Thursday, April 23, 2020

Dreaming


I dreamed last night. Well, I always dream. But I had awakened and then fell back into a dream-sleep. I was standing there and then I looked up and my Mother was standing there looking down on me.  I don’t mean that she was floating in the air or anything. I was just sitting down on the ground, and I looked up and there she was. I said hi to her, but she didn’t really reply. She just said. “It’s raining out”.  And then she just stood there. Then I awakened.

Now, I’m in my 86th year, so I’m sort of past my sell-by date.  I don’t think this was some signal that I’m heading out the door soon, but who knows?  This pandemic has an effect on everyone, I realize. I’m no exception.  Awaken in the morning and I realize that another day has begun, but that’s all. Nothing else. If I’m in good shape, I realize what day it is.  Not that it matters what day it is.  Oh I guess it matters a little bit. I mean, Sundays we eat a bigger breakfast. Oh and then the Sunday New York Times is delivered. That’s a good thing. I get to read something other than Facebook, or my e-mail.  And on Wednesdays and Fridays I have to walk out the front door and go pick up the Tribune, our tiny local paper.  Then, typically on Friday afternoon, I have to drive out to one of our Harris Teeter supermarkets, where I park the car and then press a call button to announce my presence. Then a helper from the store will come out to the car with a few grocery bags of stuff we have ordered on line.

Then once a week, generally on Friday, we get to go to our local Barbee’s Farm Stand store to pick up some veggies we have ordered on line.  Then come Saturday, we drive out to Davidson to where the Farmers market used to be. But now, we head to the parking lot of the closed Davidson library. And there a couple of farmers will arrive, stay for an hour and have available the meat and eggs we have ordered also on line.

So, exciting huh?

Now I haven’t mentioned my every other day walk on Union Street, and my workouts on our home stairway or with the little weights. That’s exciting too.

So, with such a busy schedule, is there any chance my body would be telling me that it’s time to go?  Well, “to go” is a euphemism for cease existing.  But who knows? Even The Shadow doesn’t know the answer to that little life question. When it’s your turn, you simply stop existing. It isn’t pleasant or unpleasant. Your brain just stops working and when that happens, you are blissfully unaware . . . of anything.

So was Daisy trying to tell me something? Hmmm. Maybe, maybe not. Maybe I simply conjured up her image, because each day I get a little bit closer, and my mind sees her as an image of no longer being.  Or maybe I’m feeling sorry for myself for having this unexpected way to close out of life. I don’t know what I expected, but this social isolation thing definitely wasn’t it.

Now I expect that I should just stop feeling sorry for myself. I mean, I’ve lived pretty long. The Great Depression was still on when I was born; then World War II; then schooling and college, and marriage, and all those other wars—remember Korea and Vietnam?? Yeah, they were fun, huh?? And then a really long, really happy marriage, with kids, and kid marriages and grand kids and all those nice things.  So a pandemic ending is at least interesting huh?  What would I be feeling were I our grandkids who are poised to graduate, one from high school and one from college?  Hell of a way to end those life stages I think.  Bet they had alternative conclusions that were a bit happier than this thing.

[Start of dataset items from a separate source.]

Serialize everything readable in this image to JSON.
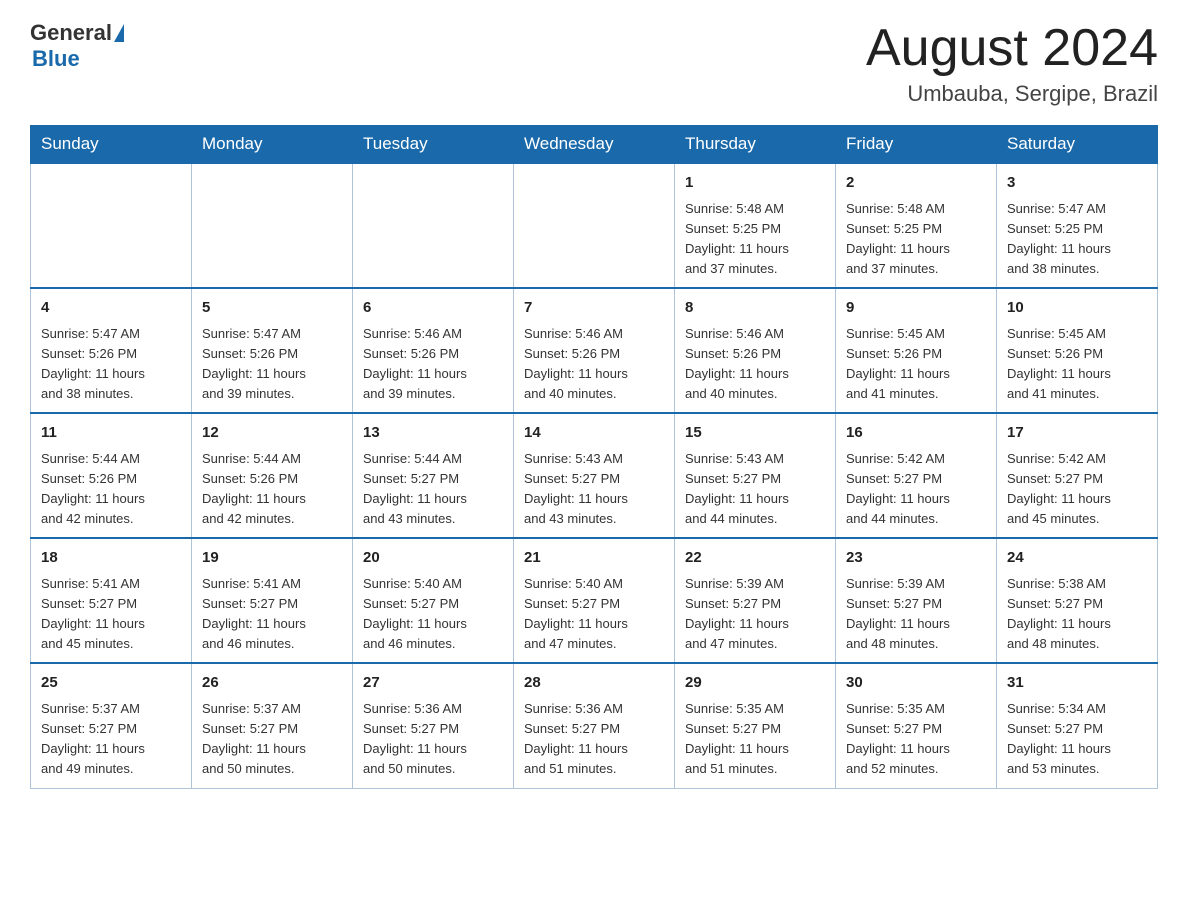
{
  "header": {
    "logo_general": "General",
    "logo_blue": "Blue",
    "month_title": "August 2024",
    "location": "Umbauba, Sergipe, Brazil"
  },
  "days_of_week": [
    "Sunday",
    "Monday",
    "Tuesday",
    "Wednesday",
    "Thursday",
    "Friday",
    "Saturday"
  ],
  "weeks": [
    [
      {
        "day": "",
        "info": ""
      },
      {
        "day": "",
        "info": ""
      },
      {
        "day": "",
        "info": ""
      },
      {
        "day": "",
        "info": ""
      },
      {
        "day": "1",
        "info": "Sunrise: 5:48 AM\nSunset: 5:25 PM\nDaylight: 11 hours\nand 37 minutes."
      },
      {
        "day": "2",
        "info": "Sunrise: 5:48 AM\nSunset: 5:25 PM\nDaylight: 11 hours\nand 37 minutes."
      },
      {
        "day": "3",
        "info": "Sunrise: 5:47 AM\nSunset: 5:25 PM\nDaylight: 11 hours\nand 38 minutes."
      }
    ],
    [
      {
        "day": "4",
        "info": "Sunrise: 5:47 AM\nSunset: 5:26 PM\nDaylight: 11 hours\nand 38 minutes."
      },
      {
        "day": "5",
        "info": "Sunrise: 5:47 AM\nSunset: 5:26 PM\nDaylight: 11 hours\nand 39 minutes."
      },
      {
        "day": "6",
        "info": "Sunrise: 5:46 AM\nSunset: 5:26 PM\nDaylight: 11 hours\nand 39 minutes."
      },
      {
        "day": "7",
        "info": "Sunrise: 5:46 AM\nSunset: 5:26 PM\nDaylight: 11 hours\nand 40 minutes."
      },
      {
        "day": "8",
        "info": "Sunrise: 5:46 AM\nSunset: 5:26 PM\nDaylight: 11 hours\nand 40 minutes."
      },
      {
        "day": "9",
        "info": "Sunrise: 5:45 AM\nSunset: 5:26 PM\nDaylight: 11 hours\nand 41 minutes."
      },
      {
        "day": "10",
        "info": "Sunrise: 5:45 AM\nSunset: 5:26 PM\nDaylight: 11 hours\nand 41 minutes."
      }
    ],
    [
      {
        "day": "11",
        "info": "Sunrise: 5:44 AM\nSunset: 5:26 PM\nDaylight: 11 hours\nand 42 minutes."
      },
      {
        "day": "12",
        "info": "Sunrise: 5:44 AM\nSunset: 5:26 PM\nDaylight: 11 hours\nand 42 minutes."
      },
      {
        "day": "13",
        "info": "Sunrise: 5:44 AM\nSunset: 5:27 PM\nDaylight: 11 hours\nand 43 minutes."
      },
      {
        "day": "14",
        "info": "Sunrise: 5:43 AM\nSunset: 5:27 PM\nDaylight: 11 hours\nand 43 minutes."
      },
      {
        "day": "15",
        "info": "Sunrise: 5:43 AM\nSunset: 5:27 PM\nDaylight: 11 hours\nand 44 minutes."
      },
      {
        "day": "16",
        "info": "Sunrise: 5:42 AM\nSunset: 5:27 PM\nDaylight: 11 hours\nand 44 minutes."
      },
      {
        "day": "17",
        "info": "Sunrise: 5:42 AM\nSunset: 5:27 PM\nDaylight: 11 hours\nand 45 minutes."
      }
    ],
    [
      {
        "day": "18",
        "info": "Sunrise: 5:41 AM\nSunset: 5:27 PM\nDaylight: 11 hours\nand 45 minutes."
      },
      {
        "day": "19",
        "info": "Sunrise: 5:41 AM\nSunset: 5:27 PM\nDaylight: 11 hours\nand 46 minutes."
      },
      {
        "day": "20",
        "info": "Sunrise: 5:40 AM\nSunset: 5:27 PM\nDaylight: 11 hours\nand 46 minutes."
      },
      {
        "day": "21",
        "info": "Sunrise: 5:40 AM\nSunset: 5:27 PM\nDaylight: 11 hours\nand 47 minutes."
      },
      {
        "day": "22",
        "info": "Sunrise: 5:39 AM\nSunset: 5:27 PM\nDaylight: 11 hours\nand 47 minutes."
      },
      {
        "day": "23",
        "info": "Sunrise: 5:39 AM\nSunset: 5:27 PM\nDaylight: 11 hours\nand 48 minutes."
      },
      {
        "day": "24",
        "info": "Sunrise: 5:38 AM\nSunset: 5:27 PM\nDaylight: 11 hours\nand 48 minutes."
      }
    ],
    [
      {
        "day": "25",
        "info": "Sunrise: 5:37 AM\nSunset: 5:27 PM\nDaylight: 11 hours\nand 49 minutes."
      },
      {
        "day": "26",
        "info": "Sunrise: 5:37 AM\nSunset: 5:27 PM\nDaylight: 11 hours\nand 50 minutes."
      },
      {
        "day": "27",
        "info": "Sunrise: 5:36 AM\nSunset: 5:27 PM\nDaylight: 11 hours\nand 50 minutes."
      },
      {
        "day": "28",
        "info": "Sunrise: 5:36 AM\nSunset: 5:27 PM\nDaylight: 11 hours\nand 51 minutes."
      },
      {
        "day": "29",
        "info": "Sunrise: 5:35 AM\nSunset: 5:27 PM\nDaylight: 11 hours\nand 51 minutes."
      },
      {
        "day": "30",
        "info": "Sunrise: 5:35 AM\nSunset: 5:27 PM\nDaylight: 11 hours\nand 52 minutes."
      },
      {
        "day": "31",
        "info": "Sunrise: 5:34 AM\nSunset: 5:27 PM\nDaylight: 11 hours\nand 53 minutes."
      }
    ]
  ]
}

But, like all things, I assume this pandemic thingie will turn out to be one of those life experiences our grandkids will use to regale their grandkids, like I do about growing up poor in Manhattan during WW II. They can milk it for all its worth, just like I do.

So, now we can get on with things, except for the going out and socializing thing. And the hugging and kissing thing. And all those old fashioned socializing things. Yeah, they are sooooo 2019.

So, hang in there. This too will end . . . maybe.